A general matrix-plus-low-rank is given by
\[ A + UV^\top, \quad A \in \mathbb{R}^{n\times n},\ U,V \in \mathbb{n\times r} \]In the case of \(A\) being sparse (\(A\) is often diagonal - e.g. in Nesterov Todd scaling of a second-order cones), this matrix will structure. However, this structure will not be utilized if one e.g. naively solves the linear system
\[ \left(A + UV^\top\right)x = b, \]as forming the product \(UV^\top\) will result in a dense matrix. Thinking of a matrix as a graph, then a dense matrix can be represented as a connected graph. An example of connected graph representing a dense \(6\times6\) matrix can be seen below.

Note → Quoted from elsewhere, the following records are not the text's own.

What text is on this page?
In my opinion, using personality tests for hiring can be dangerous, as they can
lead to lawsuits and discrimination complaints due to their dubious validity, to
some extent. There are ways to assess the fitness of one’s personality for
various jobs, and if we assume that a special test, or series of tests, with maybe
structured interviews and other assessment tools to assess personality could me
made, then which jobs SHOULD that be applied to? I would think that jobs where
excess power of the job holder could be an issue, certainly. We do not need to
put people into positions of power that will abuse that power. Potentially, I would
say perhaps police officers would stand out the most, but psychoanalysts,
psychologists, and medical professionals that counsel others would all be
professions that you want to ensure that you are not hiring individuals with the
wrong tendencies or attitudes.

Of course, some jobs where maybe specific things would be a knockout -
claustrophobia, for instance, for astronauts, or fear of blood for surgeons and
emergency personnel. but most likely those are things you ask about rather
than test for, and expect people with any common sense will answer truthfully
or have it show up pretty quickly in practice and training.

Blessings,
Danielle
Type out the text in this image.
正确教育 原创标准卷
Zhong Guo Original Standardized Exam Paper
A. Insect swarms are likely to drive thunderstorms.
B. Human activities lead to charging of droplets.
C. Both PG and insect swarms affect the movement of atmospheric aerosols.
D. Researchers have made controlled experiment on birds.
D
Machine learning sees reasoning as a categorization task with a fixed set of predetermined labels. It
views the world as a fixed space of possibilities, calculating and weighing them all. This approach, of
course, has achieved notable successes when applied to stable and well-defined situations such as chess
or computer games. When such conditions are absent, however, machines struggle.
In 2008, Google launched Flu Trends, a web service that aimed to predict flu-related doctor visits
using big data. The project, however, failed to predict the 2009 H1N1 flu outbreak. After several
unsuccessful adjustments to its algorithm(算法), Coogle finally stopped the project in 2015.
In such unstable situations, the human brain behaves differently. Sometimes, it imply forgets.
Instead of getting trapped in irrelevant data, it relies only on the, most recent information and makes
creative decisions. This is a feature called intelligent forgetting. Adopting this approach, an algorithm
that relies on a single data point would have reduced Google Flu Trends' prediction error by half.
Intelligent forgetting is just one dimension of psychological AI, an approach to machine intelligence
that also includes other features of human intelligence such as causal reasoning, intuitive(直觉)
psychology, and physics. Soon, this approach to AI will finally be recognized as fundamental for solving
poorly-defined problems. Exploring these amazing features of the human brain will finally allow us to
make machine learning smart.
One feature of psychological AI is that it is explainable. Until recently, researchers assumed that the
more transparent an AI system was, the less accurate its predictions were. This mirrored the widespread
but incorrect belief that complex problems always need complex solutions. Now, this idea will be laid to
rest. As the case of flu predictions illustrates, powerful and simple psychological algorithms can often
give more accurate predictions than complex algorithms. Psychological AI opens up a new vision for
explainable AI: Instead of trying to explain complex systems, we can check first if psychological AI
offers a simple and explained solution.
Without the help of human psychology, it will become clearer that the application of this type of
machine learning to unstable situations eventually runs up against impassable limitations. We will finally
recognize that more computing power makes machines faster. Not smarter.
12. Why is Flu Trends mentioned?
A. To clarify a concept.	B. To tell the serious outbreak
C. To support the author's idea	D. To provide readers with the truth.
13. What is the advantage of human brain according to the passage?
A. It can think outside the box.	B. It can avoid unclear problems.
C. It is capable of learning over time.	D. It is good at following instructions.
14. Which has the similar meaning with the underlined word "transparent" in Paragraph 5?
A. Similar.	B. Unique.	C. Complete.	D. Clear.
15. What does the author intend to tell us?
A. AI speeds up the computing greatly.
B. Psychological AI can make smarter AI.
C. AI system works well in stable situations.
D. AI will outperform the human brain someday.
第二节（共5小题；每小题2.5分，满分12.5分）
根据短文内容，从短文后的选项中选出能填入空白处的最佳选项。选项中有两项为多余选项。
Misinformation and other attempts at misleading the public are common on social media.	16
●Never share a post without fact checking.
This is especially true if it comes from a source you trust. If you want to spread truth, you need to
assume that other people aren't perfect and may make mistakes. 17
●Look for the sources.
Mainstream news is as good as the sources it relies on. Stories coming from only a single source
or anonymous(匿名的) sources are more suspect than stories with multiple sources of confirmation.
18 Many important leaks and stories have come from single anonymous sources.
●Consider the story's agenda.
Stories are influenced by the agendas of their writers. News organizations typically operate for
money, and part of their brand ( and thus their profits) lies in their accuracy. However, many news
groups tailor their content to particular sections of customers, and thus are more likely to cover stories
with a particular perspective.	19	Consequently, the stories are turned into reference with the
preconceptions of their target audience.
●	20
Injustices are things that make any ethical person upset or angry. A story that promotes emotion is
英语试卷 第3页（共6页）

Computationally a connected graph is prohibitive, as it means that all nodes are communicating. Worse so adding an extra node will result in adding \(n\) edges. Furthermore, in the case of \(A\) being a sparse matrix we lose the sparsity when the connected graph of \(UV^\top\) is added. Thankfully, forming the product \(UV^\top\) can be circumvented by introducing an auxiliary variable \(\alpha\) so that
\[ Ax + U\left(\underbrace{V^\top x}_{\alpha}\right) = Ax + U\underbrace{\alpha}_{V^\top x} = b. \]By explicitly writing out the relation \(\alpha = V^\top x\) as \(V^\top x - \alpha = 0\) (so that the unknowns \(x\) and \(\alpha\) are on the same side) we get the following linear system
\[ \begin{bmatrix} A & U \\ V^\top & -I \end{bmatrix} \begin{bmatrix} x\\ \alpha \end{bmatrix} = \begin{bmatrix} b \\ 0 \end{bmatrix}. \]In the above system the sparsity of \(A\) can be utilized, with the cost of adding the low-rank term being the addition of dense rows (\(V^\top\)) and columns \((U)\) and a diagonal matrix \(-I\). For even modestly sized matrices the above representation comes with a significant reduction in memory usage and computational time.
The introduced auxiliary variables (\(\alpha\)) can be viewed as simply adding additional nodes to the graph, and then letting the nodes "communicate" through these artificial nodes instead of to the other nodes directly. The reason why is possible is that a low-rank matrix represents that all flow in a graph is proportional.
In the case of \(A\) being diagonal and \(U\) and \(V\) being vectors, then the auxillary variable approach can be visualized as. In general one would need to add an extra node for each column in \(U\) (or \(V\)) and had \(A\) not been diagonal, then the edges stemming from its sparsity pattern would also be observed in the above graph.
An analogical explanation of why low-rank additions has a structure that can be utilized for efficient computations is through prices of items in different currencies. Let \(x\) represent the number of items to buy, then the following analogous are true:
\(V\) are the prices of items (each column is a different currency).
\(U\) is the exchange rates of the prices given in \(V\) to other currencies.
\(UV^\top\) is prices of buying the items in the prices of \(V\) in the various currencies of \(U\).
\(U(V^\top x)\), states that we should first compute the total price of buying \(x\) items in the currencies of \(V\) (\(V^\top x\)) and then convert the total prices to the correct currencies described by exchange rates of \(U\). Notice that this is what anyone would do in practice.
The additional matrix \(A\) denotes some specific pricing differences between the countries for every item (taxations, import fees, shipping fees, etc.).